I'm no DB2 expert, but if 10% of your values are null, I don't think an index on that column alone will ever help your query. 10% is too many to bother using an index for -- it'll just do a table scan. If you were talking about 2-3%, I think it would actually use your index.
Think about how many records are on a page/block -- say 20. The reason to use an index is to avoid fetching pages you don't need. The odds that a given page will contain 0 records that are null is (90%)^20, or 12%. Those aren't good odds -- you're going to need 88% of your pages to be fetched anyway, using the index isn't very helpful.

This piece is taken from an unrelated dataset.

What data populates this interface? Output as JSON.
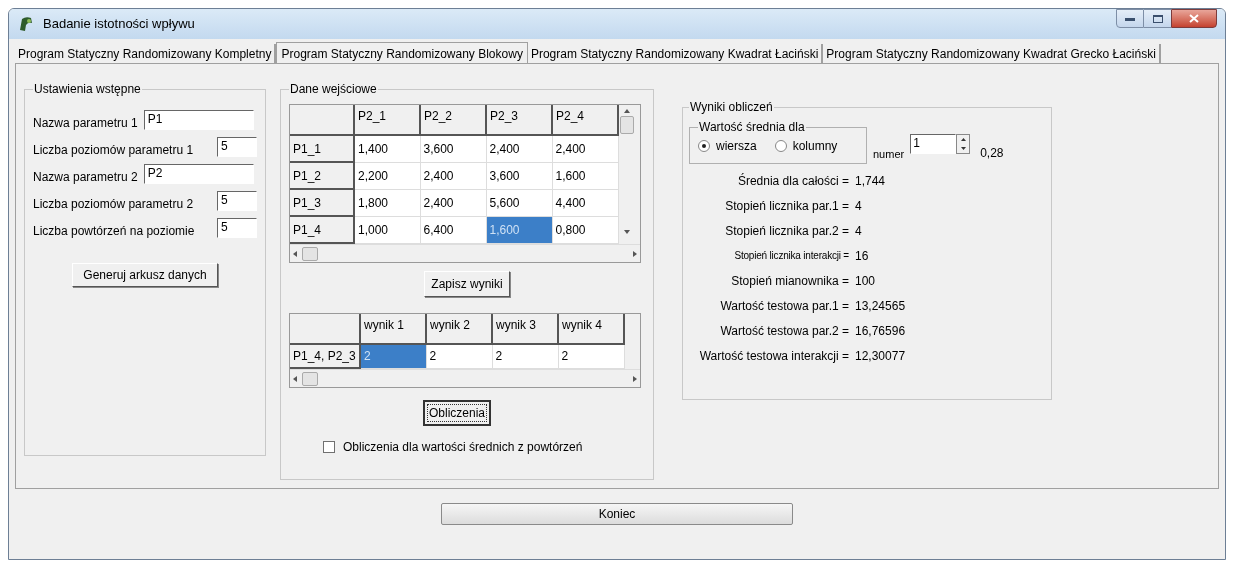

If, however, your select clause only included a few columns (and not *) -- say just salesid, you could probably get it to use an index on (sold_on,salesid), as the read of the data page wouldn't be needed -- all the data would be in the index.
The rule of thumb is that an index is useful for values up on to 15% of the records. ... so an index might be useful here.
If DB2 won't index nulls, then I would suggest adding a boolean field, IsSold, and set it to true whenever the sold_on date gets set (this could be done in a trigger).
That's not the nicest solution, but it might be what you need.
Troels is correct; even rows with a SOLD_ON value of NULL will benefit from an index on that column. If you're doing ranged searches on SOLD_ON, you may benefit even more by creating a clustered index that begins with SOLD_ON. In this particular example, it may not require much additional overhead to maintain the clustering order based on SOLD_ON, since newer rows added will most likely have a newer SOLD_ON date.